Thunderhashy
Thunderhashy

Reputation: 5321

Discrepency in the size of mdf files in SQL server

I am having 2 .bak files for the same database in MSSQL Server. One is the test snapshot and the other is the production snapshot. The test one is about 500 MB and the production one is about 10 GB. This is because the Test one has many tables truncated. When I restore them in sql server a .mdf file is created at \Microsoft SQL Server\MSSQL.1\MSSQL\Data folder. But I see that the sze of the .mdf file is about 10 GB even when I restore only the test snapshot. Since the test snapshot has many tables truncated and data is less, I would assume that the the size of the .mdf file should be less than that for production snapshot. But that is not the case. Does sql server reserve space in the mdf file and hence it is the same size for both the versions?

Upvotes: 0

Views: 614

Answers (3)

ps.
ps.

Reputation: 4360

i think you need to run the following on your DB.

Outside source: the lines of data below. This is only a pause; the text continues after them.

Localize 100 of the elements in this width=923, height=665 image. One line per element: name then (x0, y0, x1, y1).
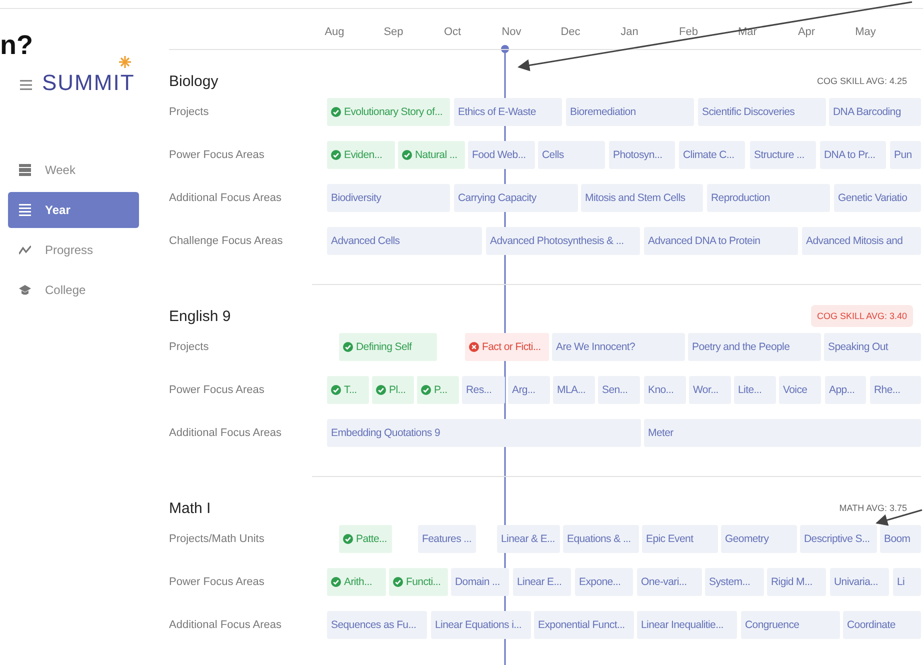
row-label: Additional Focus Areas (169, 192, 283, 204)
focus-area-chip[interactable]: Speaking Out (824, 332, 921, 360)
graduation-cap-icon (19, 284, 31, 296)
focus-area-chip[interactable]: Mitosis and Stem Cells (581, 184, 703, 212)
focus-area-chip[interactable]: Res... (462, 376, 505, 404)
focus-area-chip[interactable]: DNA Barcoding (829, 98, 921, 126)
check-icon (331, 106, 341, 116)
focus-area-chip[interactable]: Evolutionary Story of... (327, 98, 450, 126)
focus-area-chip[interactable]: Arg... (508, 376, 550, 404)
focus-area-chip[interactable]: Rhe... (870, 376, 921, 404)
focus-area-chip[interactable]: Kno... (644, 376, 686, 404)
focus-area-chip[interactable]: Fact or Ficti... (465, 332, 549, 360)
nav-item[interactable]: Year (8, 192, 139, 228)
month-label: Jan (620, 26, 640, 38)
focus-area-chip[interactable]: P... (417, 376, 459, 404)
focus-area-chip[interactable]: Patte... (339, 524, 392, 552)
check-icon (393, 576, 403, 586)
check-icon (421, 384, 431, 394)
focus-area-chip[interactable]: Structure ... (750, 140, 816, 168)
nav-item[interactable]: Week (8, 152, 139, 188)
focus-area-chip[interactable]: System... (705, 568, 764, 596)
focus-area-chip[interactable]: Reproduction (707, 184, 830, 212)
focus-area-chip[interactable]: Expone... (575, 568, 633, 596)
focus-area-chip[interactable]: Sequences as Fu... (327, 610, 427, 638)
row-label: Additional Focus Areas (169, 618, 283, 630)
focus-area-chip[interactable]: Coordinate (843, 610, 921, 638)
month-label: Feb (678, 26, 699, 38)
nav-item[interactable]: Progress (8, 232, 139, 268)
focus-area-chip[interactable]: Advanced DNA to Protein (644, 226, 798, 254)
focus-area-chip[interactable]: Pun (890, 140, 921, 168)
focus-area-chip[interactable]: Wor... (689, 376, 731, 404)
focus-area-chip[interactable]: Defining Self (339, 332, 437, 360)
focus-area-chip[interactable]: DNA to Pr... (820, 140, 886, 168)
focus-area-chip[interactable]: Bioremediation (566, 98, 694, 126)
focus-area-chip[interactable]: Advanced Mitosis and (802, 226, 921, 254)
check-icon (331, 384, 341, 394)
focus-area-chip[interactable]: Boom (880, 524, 921, 552)
focus-area-chip[interactable]: MLA... (553, 376, 595, 404)
focus-area-chip[interactable]: Voice (779, 376, 821, 404)
row-label: Power Focus Areas (169, 576, 266, 588)
focus-area-chip[interactable]: Cells (538, 140, 605, 168)
focus-area-chip[interactable]: Functi... (389, 568, 448, 596)
menu-icon[interactable] (20, 80, 32, 90)
focus-area-chip[interactable]: Exponential Funct... (534, 610, 634, 638)
average-score: MATH AVG: 3.75 (838, 502, 908, 515)
row-label: Power Focus Areas (169, 384, 266, 396)
focus-area-chip[interactable]: Congruence (741, 610, 840, 638)
focus-area-chip[interactable]: Genetic Variatio (834, 184, 921, 212)
focus-area-chip[interactable]: Sen... (598, 376, 640, 404)
logo-text[interactable]: SUMMIT (42, 70, 135, 95)
nav-item[interactable]: College (8, 272, 139, 308)
focus-area-chip[interactable]: Features ... (418, 524, 476, 552)
check-icon (343, 342, 353, 352)
focus-area-chip[interactable]: App... (825, 376, 866, 404)
focus-area-chip[interactable]: Pl... (372, 376, 414, 404)
focus-area-chip[interactable]: Meter (644, 418, 921, 446)
row-label: Projects (169, 340, 210, 352)
focus-area-chip[interactable]: Food Web... (468, 140, 535, 168)
check-icon (331, 576, 341, 586)
row-label: Projects (169, 106, 210, 118)
row-label: Projects/Math Units (169, 532, 266, 544)
slide-heading-fragment: n? (0, 30, 33, 61)
focus-area-chip[interactable]: Univaria... (830, 568, 889, 596)
row-label: Additional Focus Areas (169, 426, 283, 438)
average-score: COG SKILL AVG: 3.40 (810, 305, 913, 327)
focus-area-chip[interactable]: Ethics of E-Waste (454, 98, 562, 126)
focus-area-chip[interactable]: One-vari... (637, 568, 702, 596)
focus-area-chip[interactable]: Natural ... (398, 140, 465, 168)
list-icon (19, 204, 31, 216)
focus-area-chip[interactable]: Climate C... (679, 140, 745, 168)
focus-area-chip[interactable]: Linear & E... (497, 524, 560, 552)
focus-area-chip[interactable]: Advanced Photosynthesis & ... (486, 226, 640, 254)
month-label: Oct (442, 26, 462, 38)
focus-area-chip[interactable]: Equations & ... (563, 524, 639, 552)
focus-area-chip[interactable]: Poetry and the People (688, 332, 821, 360)
focus-area-chip[interactable]: Eviden... (327, 140, 395, 168)
focus-area-chip[interactable]: Biodiversity (327, 184, 450, 212)
focus-area-chip[interactable]: Are We Innocent? (552, 332, 685, 360)
focus-area-chip[interactable]: Descriptive S... (800, 524, 877, 552)
check-icon (402, 150, 412, 160)
focus-area-chip[interactable]: Li (893, 568, 921, 596)
asterisk-icon (118, 56, 131, 68)
focus-area-chip[interactable]: Geometry (721, 524, 797, 552)
focus-area-chip[interactable]: T... (327, 376, 369, 404)
focus-area-chip[interactable]: Carrying Capacity (454, 184, 578, 212)
focus-area-chip[interactable]: Linear Inequalitie... (637, 610, 737, 638)
focus-area-chip[interactable]: Linear Equations i... (431, 610, 531, 638)
focus-area-chip[interactable]: Rigid M... (767, 568, 826, 596)
focus-area-chip[interactable]: Epic Event (642, 524, 718, 552)
focus-area-chip[interactable]: Advanced Cells (327, 226, 482, 254)
focus-area-chip[interactable]: Domain ... (451, 568, 509, 596)
focus-area-chip[interactable]: Lite... (734, 376, 776, 404)
focus-area-chip[interactable]: Arith... (327, 568, 386, 596)
focus-area-chip[interactable]: Scientific Discoveries (698, 98, 826, 126)
month-label: Nov (500, 26, 522, 38)
trend-icon (19, 245, 31, 255)
focus-area-chip[interactable]: Photosyn... (609, 140, 675, 168)
focus-area-chip[interactable]: Linear E... (513, 568, 571, 596)
focus-area-chip[interactable]: Embedding Quotations 9 (327, 418, 641, 446)
row-label: Challenge Focus Areas (169, 234, 284, 246)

DBCC SHRINKDATABASE (UserDB, 10);

Upvotes: 1

gbn
gbn

Reputation: 432261

  • MDF = space reserved
  • bak = 8k pages with data

When the database is restored, it reads the size from sys.database_files. The pages are put back into the same relative place.

Unless you are really short of disk space, I'd leave it... but you can shrink the files if it makes you feel better

You are using (ballpark figures) 64,000 pages but have reserved 12,800,000

Upvotes: 2

Hogan
Hogan

Reputation: 70523

Yes it does reserve space. You can see this in the create database page and later in the properties pages.